New House: Time To Fix Previous ‘Repairs’

THE SONIC BOOMER

So, as I mentioned a few weeks ago, we bought a house. We hadn’t intended to buy anything else three days before a fairly expensive holiday, but a five-bedroom, three-bath home for $50,000 is hard to pass up. So, on Dec. 23, we signed the papers.

For most people, getting the keys to a house is exciting. Unfortunately, we’d bought “fixer-uppers” before. We accepted our keys with a fearful smile and a prayer.

The guy who had owned this home had obviously been watching too many of those remodeling shows — you know, the ones where they show 25 minutes of high-dollar commercials, 10 minutes of selecting finishes, five minutes of unexpected problems, 15 minutes of hired help whizzing through the actual work and five minutes of a huge payoff.

Our house looks like it’s going to be zero high-dollar commercials, five minutes of selecting whatever is on sale, 10 days of unexpected problems, no hired help and doubling our money somewhere down the road if we’re lucky.

In the meantime, every available minute is spent simply making it worthy of a renter. Let me detail the “remodeling” we’re working feverishly to undo:

• Woodwork that has been painted white, brown, blue and tan (all in one room).

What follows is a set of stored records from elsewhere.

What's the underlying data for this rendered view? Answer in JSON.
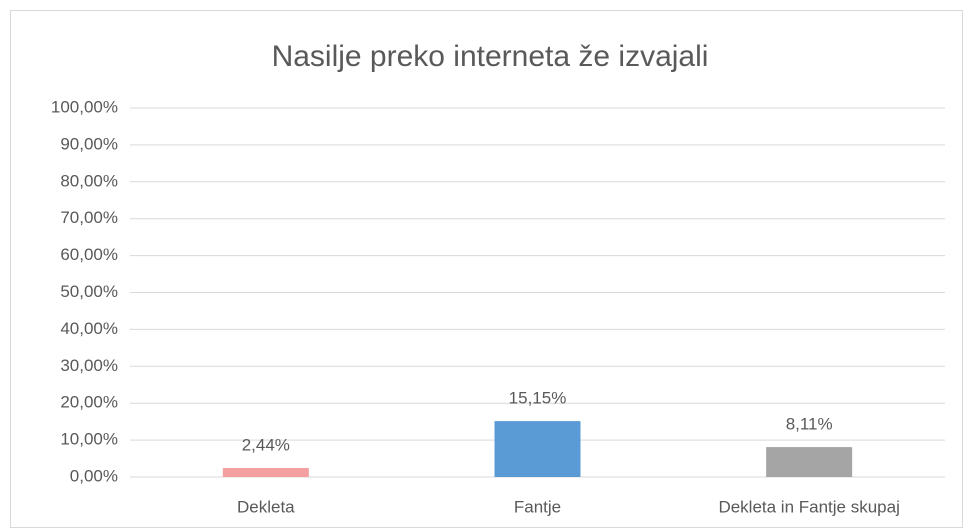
{
  "chart_data": {
    "type": "bar",
    "title": "Nasilje preko interneta že izvajali",
    "categories": [
      "Dekleta",
      "Fantje",
      "Dekleta in Fantje skupaj"
    ],
    "values": [
      2.44,
      15.15,
      8.11
    ],
    "value_labels": [
      "2,44%",
      "15,15%",
      "8,11%"
    ],
    "colors": [
      "#f4a0a0",
      "#5b9bd5",
      "#a5a5a5"
    ],
    "ylim": [
      0,
      100
    ],
    "yticks": [
      {
        "value": 0,
        "label": "0,00%"
      },
      {
        "value": 10,
        "label": "10,00%"
      },
      {
        "value": 20,
        "label": "20,00%"
      },
      {
        "value": 30,
        "label": "30,00%"
      },
      {
        "value": 40,
        "label": "40,00%"
      },
      {
        "value": 50,
        "label": "50,00%"
      },
      {
        "value": 60,
        "label": "60,00%"
      },
      {
        "value": 70,
        "label": "70,00%"
      },
      {
        "value": 80,
        "label": "80,00%"
      },
      {
        "value": 90,
        "label": "90,00%"
      },
      {
        "value": 100,
        "label": "100,00%"
      }
    ],
    "grid": true
  }
}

• Kitchen cabinets that have been similarly painted and also antiqued (but only every other one).

• A dishwasher that has been painted tan but not around the instructions (thoughtful).

• One major appliance each in white, stainless steel, cream and the aforementioned tan (with a black microwave for good measure).

• Walls that have been painted tan (except where the previous owner couldn’t reach).

• And my personal favorite, an unfinished kitchen floor with smashed tiles glued down to look “just like flagstone” (which they most decidedly do not).

On the plus side, we got a complimentary barometer and 16 bottle caps by freeing them from between the window and screen where they had been trapped for years because the window latch had broken off. A screw and a few nails had been put in, you know, for security.

The two kitchen windows are cute. They feature those six-over-six panes like all the English cottages have. You know what six-over-six really means? It means you’re going to need 48 strips of blue tape on them before you paint — times two. That’s 96.

I took down the curtains in all the rooms before I did anything because the stench was unbelievable. If you’ve been smoking for 30 years, you really need to bury your face down inside this batch of curtains and take a deep breath. You’ll never need another cigarette. You’re set for life.

None of the toilets worked, so our remodeling genius tried to replace them. When he couldn’t get them unscrewed, he just bashed into the porcelain with a hammer. Nothing good comes of that, and we have the water stains to prove it.

Ditto the showers. If Mr. Fix-It encountered a leaky faucet, what better way to discern the problem than to crawl into the adjoining linen closet and attack the problem from the backside? Hammers are fun! You guessed it: more water stains and a bathtub full of broken tiles to boot.

That’s the downstairs. I’m afraid to go upstairs, but our renter is slated to move in Feb. 1.

Do you hear that loudly ticking clock? I do.